Theranostics 2020; 10(12):5357-5367. doi:10.7150/thno.42224 This issue Cite
1. Department of Gastroenterology and Hepatology, University Medical Center Groningen, Groningen, The Netherlands;
2. Department of Oral and Maxillofacial Surgery, University Medical Center Groningen, Groningen, The Netherlands;
3. Department of Pathology, University Medical Center Groningen, Groningen, The Netherlands;
4. Department of Surgery and Medical Imaging Center, University Medical Center Groningen, The Netherlands;
5. TRACER EUROPE B.V. / AxelaRx, Groningen, The Netherlands;
6. Center for Optical Diagnostics and Therapy, Department of Otorhinolaryngology and Head and Neck Surgery, Erasmus MC Cancer Institute, Rotterdam, the Netherlands.
*Both authors share first authorship
Fluorescence molecular endoscopy (FME) is an emerging technique in the field of gastroenterology that holds potential to improve diagnosis and guide therapy, by serving as a 'red-flag' endoscopic imaging technique. Here, we investigated the safety, feasibility and optimal method of administration of EMI-137, targeting c-Met, during FME in Barrett's Esophagus (BE) and report several outcome parameters for early phase FME studies.
Methods: FME was performed in 15 Barrett's neoplasia patients. EMI-137 was administered to three cohorts of five patients: 0.13 mg/kg intravenously (IV); 0.09 mg/kg IV or topically at a dose of 200 μg/cm BE (n=1) or 100 μg/cm BE (n=4). Fluorescence was visualized in vivo, quantified in vivo using multi-diameter single-fiber reflectance, single-fiber fluorescence (MDSFR/SFF) spectroscopy and correlated to histopathology and immunohistochemistry. EMI-137 localization was assessed using fluorescence microscopy.
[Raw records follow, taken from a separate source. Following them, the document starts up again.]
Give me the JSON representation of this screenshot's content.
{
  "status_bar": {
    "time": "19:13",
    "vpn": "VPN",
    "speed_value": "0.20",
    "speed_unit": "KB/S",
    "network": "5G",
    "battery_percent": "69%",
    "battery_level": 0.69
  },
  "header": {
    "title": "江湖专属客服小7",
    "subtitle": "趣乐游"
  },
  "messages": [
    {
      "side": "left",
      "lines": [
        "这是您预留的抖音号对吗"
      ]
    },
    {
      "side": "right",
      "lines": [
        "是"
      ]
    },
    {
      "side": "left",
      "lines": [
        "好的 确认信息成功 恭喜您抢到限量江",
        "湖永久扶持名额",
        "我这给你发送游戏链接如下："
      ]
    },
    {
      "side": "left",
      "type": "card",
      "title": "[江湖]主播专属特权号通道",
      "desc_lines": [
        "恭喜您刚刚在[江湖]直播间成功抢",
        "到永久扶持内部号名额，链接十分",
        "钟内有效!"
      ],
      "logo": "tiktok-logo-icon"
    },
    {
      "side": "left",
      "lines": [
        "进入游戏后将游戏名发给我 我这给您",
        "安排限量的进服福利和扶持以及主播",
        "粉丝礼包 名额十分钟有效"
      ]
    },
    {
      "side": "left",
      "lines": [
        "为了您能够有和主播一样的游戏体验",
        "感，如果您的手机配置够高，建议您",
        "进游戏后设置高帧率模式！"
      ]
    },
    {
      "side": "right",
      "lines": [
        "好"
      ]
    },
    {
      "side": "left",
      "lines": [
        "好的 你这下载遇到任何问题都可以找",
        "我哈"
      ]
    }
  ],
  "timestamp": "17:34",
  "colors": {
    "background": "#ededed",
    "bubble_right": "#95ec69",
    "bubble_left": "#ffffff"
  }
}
Results: FME using different IV and topical doses of EMI-137 appeared to be safe and correctly identified 16/18 lesions, although modest target-to-background ratios were observed (median range of 1.12-1.50). C-Met overexpression varied between lesions, while physiological expression in the stomach-type epithelium was observed. Microscopically, EMI-137 accumulated around the neoplastic cell membranes. We identified several outcome parameters important for the validation of EMI-137 for FME: 1) the optimal administration route; 2) optimal dose and safety; 3) in vivo FME contrast; 4) quantification of intrinsic fluorescence; 5) ex vivo correlation of fluorescence, histopathology and target expression; and 6) microscopic tracer distribution.
Conclusions: C-Met targeted FME using EMI-137 may not be the ideal combination to improve BE surveillance endoscopies, however the identified outcome parameters may serve as a valuable guidance for designing and performing future early phase clinical FME studies, independent of which fluorescent tracer is investigated.
Keywords: Structured roadmap, standardized fluorescence molecular endoscopy methodology, Barrett's esophagus, EMI-137 targeting c-Met.